Anatsa Malware

In den Niederlanden wird ein neuer bedrohlicher und hochentwickelter Android-Banking-Trojaner gegen Benutzer eingesetzt. Die Bedrohung wurde von den Forschern, die die Smishing-Kampagne entdeckt haben, die sie eingesetzt hat, als Anatsa-Malware bezeichnet. Die bedrohlichen Fähigkeiten von Anatsa sind wirklich beeindruckend und gehen weit über das hinaus, was ein normaler Banking-Trojaner ausstattet.

Auf der einfachsten Ebene kann Anatsa Benutzeranmeldeinformationen durch Overlay-Angriffe sammeln. Die Overlays werden heruntergeladen und auf dem infizierten Gerät gespeichert und bei Bedarf lokal gestartet. Die Bedrohung kann Keylogging-Routinen einrichten sowie auf Kontaktinformationen und Gerätedetails zugreifen und diese filtern. Einer der bedrohlichsten Aspekte der Anatsa-Malware ist jedoch ihre Fähigkeit, die Protokollierung der Barrierefreiheit auszunutzen. Infolgedessen kann die Bedrohung Informationen erhalten, die auf dem Bildschirm des Geräts angezeigt werden. Darüber hinaus kann die Malware mit den UI-Elementen interagieren und alle darin angezeigten Informationen aufzeichnen. Der Bedrohungsakteur kann diese Funktionalität der Bedrohung nutzen, um so genannten Betrug auf dem Gerät durchzuführen. Die Cyberkriminellen verwenden das kompromittierte Gerät, um betrügerische Aktivitäten zu begehen.

Die Anatsa-Malware kann auch als RAT (Remote Access Trojan) fungieren. Wenn der Malware-Stamm einen bestimmten Befehl ('start_client') von seinem Command-and-Control-Server empfängt, wird eine Verbindung zu einer bestimmten IP-Adresse und einem bestimmten Port hergestellt. Dieser Kommunikationskanal kann dann vom Bedrohungsakteur genutzt werden, um Daten zu senden und zu empfangen und dem Malware-Tool zusätzliche Befehle zu erteilen. Die Cyberkriminellen können ausgewählte Anwendungen auf dem Gerät stoppen und deinstallieren, Gesten ausführen, das Gerät stummschalten, Google-Authentifizierungscodes sammeln und vieles mehr.

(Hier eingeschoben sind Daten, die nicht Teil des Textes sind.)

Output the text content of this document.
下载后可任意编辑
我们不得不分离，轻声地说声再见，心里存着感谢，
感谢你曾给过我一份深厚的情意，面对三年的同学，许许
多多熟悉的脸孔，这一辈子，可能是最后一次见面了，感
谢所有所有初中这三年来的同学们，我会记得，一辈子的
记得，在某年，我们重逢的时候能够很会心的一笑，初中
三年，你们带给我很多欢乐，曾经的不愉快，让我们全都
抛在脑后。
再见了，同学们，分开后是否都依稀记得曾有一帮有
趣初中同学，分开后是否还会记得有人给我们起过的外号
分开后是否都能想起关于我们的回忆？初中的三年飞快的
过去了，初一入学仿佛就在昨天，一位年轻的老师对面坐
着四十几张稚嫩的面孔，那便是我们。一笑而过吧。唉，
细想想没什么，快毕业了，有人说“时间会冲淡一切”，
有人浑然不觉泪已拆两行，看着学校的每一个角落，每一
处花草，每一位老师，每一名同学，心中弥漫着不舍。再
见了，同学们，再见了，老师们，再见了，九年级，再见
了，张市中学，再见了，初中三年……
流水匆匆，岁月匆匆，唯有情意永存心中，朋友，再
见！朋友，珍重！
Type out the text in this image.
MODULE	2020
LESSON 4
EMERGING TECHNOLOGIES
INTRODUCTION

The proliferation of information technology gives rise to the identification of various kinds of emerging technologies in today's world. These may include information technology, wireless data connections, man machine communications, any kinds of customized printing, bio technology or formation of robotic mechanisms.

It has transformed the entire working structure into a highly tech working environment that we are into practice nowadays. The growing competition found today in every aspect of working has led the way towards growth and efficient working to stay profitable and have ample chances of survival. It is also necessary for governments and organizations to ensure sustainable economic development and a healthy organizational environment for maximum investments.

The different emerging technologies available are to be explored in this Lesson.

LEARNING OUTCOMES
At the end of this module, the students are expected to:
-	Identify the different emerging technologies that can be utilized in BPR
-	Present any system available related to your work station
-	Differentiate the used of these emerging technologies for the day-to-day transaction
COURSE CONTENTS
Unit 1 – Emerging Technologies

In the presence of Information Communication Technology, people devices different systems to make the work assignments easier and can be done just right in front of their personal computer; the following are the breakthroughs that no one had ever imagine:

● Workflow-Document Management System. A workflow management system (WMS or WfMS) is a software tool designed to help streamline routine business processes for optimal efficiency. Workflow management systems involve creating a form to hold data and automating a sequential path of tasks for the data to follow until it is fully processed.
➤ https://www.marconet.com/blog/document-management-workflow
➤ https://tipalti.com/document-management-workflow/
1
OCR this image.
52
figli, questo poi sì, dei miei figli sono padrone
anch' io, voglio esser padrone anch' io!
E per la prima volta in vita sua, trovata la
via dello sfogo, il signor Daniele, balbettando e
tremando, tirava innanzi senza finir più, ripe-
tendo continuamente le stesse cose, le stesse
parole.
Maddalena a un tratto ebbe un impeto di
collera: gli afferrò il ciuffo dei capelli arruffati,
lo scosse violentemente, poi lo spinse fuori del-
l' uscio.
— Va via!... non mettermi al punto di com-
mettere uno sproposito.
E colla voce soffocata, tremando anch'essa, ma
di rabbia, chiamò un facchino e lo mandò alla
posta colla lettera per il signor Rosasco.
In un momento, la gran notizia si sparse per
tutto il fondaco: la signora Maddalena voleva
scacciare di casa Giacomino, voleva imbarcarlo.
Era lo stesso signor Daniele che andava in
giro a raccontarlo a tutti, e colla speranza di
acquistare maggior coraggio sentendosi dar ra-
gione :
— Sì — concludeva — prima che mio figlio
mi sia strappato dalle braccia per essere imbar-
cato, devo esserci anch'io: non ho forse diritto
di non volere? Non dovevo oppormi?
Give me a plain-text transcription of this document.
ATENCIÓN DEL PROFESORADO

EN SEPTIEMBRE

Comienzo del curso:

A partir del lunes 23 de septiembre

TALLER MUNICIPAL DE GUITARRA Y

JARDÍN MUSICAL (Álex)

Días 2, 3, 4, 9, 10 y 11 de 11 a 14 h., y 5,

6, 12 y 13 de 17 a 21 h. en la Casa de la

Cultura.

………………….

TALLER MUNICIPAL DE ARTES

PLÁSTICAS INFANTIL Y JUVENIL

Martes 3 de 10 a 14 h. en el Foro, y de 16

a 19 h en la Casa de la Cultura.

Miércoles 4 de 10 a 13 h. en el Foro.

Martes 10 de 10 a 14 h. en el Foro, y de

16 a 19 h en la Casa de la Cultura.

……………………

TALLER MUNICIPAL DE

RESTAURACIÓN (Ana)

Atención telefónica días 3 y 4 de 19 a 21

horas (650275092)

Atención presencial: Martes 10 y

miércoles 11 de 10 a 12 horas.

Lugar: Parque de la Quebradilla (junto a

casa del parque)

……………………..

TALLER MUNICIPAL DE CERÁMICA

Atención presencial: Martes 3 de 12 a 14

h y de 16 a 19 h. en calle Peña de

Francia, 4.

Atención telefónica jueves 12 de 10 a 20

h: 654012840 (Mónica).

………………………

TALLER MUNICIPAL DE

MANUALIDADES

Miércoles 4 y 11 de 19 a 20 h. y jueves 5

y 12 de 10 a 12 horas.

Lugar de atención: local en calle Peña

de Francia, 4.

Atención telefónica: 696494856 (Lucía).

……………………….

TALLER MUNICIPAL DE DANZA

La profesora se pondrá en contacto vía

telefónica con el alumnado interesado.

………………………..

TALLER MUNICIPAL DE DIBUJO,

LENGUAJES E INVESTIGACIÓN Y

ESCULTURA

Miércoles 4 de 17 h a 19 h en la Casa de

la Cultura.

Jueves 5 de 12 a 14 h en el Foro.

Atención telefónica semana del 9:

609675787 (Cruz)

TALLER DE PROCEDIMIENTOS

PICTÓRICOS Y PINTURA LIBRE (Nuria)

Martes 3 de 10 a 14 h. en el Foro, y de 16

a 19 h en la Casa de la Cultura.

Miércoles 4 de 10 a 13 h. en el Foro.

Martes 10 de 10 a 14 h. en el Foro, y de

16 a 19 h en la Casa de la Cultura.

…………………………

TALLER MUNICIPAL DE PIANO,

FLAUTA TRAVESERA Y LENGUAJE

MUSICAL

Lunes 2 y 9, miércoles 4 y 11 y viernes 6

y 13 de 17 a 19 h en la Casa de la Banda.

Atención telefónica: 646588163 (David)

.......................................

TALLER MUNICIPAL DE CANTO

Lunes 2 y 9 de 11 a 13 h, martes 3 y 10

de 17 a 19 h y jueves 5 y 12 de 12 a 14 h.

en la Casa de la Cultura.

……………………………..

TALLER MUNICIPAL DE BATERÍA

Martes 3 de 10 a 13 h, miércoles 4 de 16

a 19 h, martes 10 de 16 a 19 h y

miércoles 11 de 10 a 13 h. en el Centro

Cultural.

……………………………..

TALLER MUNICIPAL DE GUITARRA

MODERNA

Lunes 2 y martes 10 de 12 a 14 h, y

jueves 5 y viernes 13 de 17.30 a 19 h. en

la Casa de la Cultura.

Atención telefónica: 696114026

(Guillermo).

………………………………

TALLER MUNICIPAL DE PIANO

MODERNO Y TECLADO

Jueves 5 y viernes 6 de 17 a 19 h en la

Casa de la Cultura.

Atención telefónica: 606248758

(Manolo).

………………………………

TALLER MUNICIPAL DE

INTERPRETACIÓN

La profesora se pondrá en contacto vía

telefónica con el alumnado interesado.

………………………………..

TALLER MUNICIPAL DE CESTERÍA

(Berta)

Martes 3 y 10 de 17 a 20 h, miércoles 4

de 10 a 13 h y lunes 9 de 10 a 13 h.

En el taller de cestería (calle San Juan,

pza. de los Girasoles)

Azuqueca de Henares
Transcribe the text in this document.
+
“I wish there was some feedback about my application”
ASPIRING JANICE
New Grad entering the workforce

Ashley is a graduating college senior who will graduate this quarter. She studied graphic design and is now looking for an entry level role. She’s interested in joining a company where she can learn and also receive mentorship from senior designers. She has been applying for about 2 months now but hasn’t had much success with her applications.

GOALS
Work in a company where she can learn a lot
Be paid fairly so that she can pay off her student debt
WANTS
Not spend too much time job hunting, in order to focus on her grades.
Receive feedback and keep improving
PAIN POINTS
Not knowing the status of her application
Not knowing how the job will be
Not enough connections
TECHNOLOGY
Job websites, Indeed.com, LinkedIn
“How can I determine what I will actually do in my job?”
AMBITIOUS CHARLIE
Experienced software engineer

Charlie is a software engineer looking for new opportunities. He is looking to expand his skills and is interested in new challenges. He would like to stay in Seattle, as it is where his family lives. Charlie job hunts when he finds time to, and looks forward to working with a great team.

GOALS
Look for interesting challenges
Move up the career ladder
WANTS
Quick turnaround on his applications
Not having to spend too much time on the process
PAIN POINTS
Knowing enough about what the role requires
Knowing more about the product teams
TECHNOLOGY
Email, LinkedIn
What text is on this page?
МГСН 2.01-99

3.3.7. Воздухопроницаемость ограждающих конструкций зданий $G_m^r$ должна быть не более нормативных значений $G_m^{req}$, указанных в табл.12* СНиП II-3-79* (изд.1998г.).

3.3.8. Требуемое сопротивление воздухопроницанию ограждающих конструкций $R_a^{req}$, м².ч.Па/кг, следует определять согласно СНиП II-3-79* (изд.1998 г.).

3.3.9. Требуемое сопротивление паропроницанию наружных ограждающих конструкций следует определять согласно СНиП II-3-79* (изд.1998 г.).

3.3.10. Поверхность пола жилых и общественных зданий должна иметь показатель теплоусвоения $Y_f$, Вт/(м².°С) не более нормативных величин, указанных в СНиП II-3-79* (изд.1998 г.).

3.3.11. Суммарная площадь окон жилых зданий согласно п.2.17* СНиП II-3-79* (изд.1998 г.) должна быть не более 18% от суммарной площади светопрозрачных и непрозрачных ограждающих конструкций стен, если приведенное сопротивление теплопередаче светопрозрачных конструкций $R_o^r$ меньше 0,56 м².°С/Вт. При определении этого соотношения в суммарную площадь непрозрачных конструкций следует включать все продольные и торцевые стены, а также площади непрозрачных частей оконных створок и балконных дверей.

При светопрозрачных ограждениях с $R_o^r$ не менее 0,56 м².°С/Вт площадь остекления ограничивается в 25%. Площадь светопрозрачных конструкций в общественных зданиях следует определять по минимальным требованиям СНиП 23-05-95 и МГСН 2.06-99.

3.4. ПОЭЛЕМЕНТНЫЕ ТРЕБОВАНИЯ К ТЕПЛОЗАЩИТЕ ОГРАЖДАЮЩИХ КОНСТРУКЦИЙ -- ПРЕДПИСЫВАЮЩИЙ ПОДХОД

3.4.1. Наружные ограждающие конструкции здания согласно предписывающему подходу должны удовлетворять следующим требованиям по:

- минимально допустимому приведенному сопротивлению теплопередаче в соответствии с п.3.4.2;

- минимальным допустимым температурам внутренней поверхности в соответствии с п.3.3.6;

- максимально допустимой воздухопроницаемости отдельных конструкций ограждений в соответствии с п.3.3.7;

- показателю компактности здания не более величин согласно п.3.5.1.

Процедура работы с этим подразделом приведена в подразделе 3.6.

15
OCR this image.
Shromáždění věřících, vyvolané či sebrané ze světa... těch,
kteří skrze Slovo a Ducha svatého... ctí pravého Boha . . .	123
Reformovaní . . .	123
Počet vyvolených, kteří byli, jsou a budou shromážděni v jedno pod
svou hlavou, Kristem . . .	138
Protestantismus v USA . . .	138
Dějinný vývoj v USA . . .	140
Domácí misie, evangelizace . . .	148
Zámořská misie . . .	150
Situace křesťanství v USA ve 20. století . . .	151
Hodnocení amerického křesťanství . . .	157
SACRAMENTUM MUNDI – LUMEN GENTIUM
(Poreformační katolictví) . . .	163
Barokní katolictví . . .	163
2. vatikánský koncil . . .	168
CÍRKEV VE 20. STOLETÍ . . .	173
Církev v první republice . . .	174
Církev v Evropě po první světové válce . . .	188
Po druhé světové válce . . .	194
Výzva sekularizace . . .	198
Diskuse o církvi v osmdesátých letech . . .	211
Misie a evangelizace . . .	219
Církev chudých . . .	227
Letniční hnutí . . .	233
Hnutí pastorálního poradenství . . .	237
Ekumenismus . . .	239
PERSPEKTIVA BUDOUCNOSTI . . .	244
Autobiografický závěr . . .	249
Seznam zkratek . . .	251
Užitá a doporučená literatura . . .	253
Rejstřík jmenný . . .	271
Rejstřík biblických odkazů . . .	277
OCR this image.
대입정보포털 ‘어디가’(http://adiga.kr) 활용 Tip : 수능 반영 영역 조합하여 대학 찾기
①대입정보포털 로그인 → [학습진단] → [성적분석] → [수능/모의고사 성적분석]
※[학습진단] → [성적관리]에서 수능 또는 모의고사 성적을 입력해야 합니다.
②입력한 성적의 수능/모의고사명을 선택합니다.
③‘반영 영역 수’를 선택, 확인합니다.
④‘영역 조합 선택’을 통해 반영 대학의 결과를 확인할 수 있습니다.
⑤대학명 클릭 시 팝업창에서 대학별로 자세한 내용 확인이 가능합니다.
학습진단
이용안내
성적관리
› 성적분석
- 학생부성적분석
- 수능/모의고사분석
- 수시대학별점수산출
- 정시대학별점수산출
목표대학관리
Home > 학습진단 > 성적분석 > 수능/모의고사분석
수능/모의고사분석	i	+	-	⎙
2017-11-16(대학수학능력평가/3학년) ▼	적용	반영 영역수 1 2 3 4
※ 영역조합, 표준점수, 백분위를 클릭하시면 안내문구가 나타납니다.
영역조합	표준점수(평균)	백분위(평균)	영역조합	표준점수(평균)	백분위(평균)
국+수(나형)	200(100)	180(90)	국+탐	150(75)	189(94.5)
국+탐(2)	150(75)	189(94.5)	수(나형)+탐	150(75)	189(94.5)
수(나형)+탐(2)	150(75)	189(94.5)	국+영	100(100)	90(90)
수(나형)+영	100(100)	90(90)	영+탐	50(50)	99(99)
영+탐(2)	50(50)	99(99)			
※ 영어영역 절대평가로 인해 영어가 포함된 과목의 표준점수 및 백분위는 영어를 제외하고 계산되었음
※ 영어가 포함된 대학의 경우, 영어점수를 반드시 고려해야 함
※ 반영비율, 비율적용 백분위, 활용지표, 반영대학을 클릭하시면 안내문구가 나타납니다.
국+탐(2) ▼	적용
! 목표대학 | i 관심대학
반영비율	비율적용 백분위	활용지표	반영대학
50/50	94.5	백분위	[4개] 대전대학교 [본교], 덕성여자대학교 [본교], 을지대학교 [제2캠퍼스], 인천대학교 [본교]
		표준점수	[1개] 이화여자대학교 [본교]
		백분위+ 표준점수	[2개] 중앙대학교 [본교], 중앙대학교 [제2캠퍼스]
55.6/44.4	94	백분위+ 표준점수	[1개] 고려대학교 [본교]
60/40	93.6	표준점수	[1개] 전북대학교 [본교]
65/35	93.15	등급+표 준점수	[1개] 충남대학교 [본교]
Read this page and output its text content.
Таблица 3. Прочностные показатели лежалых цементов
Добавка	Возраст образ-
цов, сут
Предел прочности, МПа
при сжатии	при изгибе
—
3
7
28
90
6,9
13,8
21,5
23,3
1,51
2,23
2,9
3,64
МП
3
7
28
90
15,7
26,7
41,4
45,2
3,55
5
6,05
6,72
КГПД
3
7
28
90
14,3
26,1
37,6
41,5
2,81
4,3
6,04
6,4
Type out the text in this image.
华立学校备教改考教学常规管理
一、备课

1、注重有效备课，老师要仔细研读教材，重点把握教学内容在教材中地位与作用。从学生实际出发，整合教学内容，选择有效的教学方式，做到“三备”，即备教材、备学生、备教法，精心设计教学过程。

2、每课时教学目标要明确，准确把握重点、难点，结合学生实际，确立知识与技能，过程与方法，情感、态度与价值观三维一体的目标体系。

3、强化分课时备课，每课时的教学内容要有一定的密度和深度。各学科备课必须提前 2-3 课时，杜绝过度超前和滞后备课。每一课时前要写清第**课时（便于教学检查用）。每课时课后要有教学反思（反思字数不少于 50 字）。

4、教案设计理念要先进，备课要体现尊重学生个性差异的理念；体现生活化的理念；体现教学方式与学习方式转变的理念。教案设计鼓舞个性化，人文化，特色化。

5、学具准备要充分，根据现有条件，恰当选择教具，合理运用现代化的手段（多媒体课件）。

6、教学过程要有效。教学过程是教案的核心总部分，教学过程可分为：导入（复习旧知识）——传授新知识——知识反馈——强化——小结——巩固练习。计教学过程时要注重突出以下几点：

Das Entfernen der Anatsa-Malware kann sich als schwieriger Prozess erweisen. Die Bedrohung verhindert, dass die Opfer die Android-Einstellungen verwenden, um sie zu deinstallieren. Gleichzeitig greift es ein und verhindert, dass der Benutzer das gefährdete Gerät neu startet oder herunterfährt.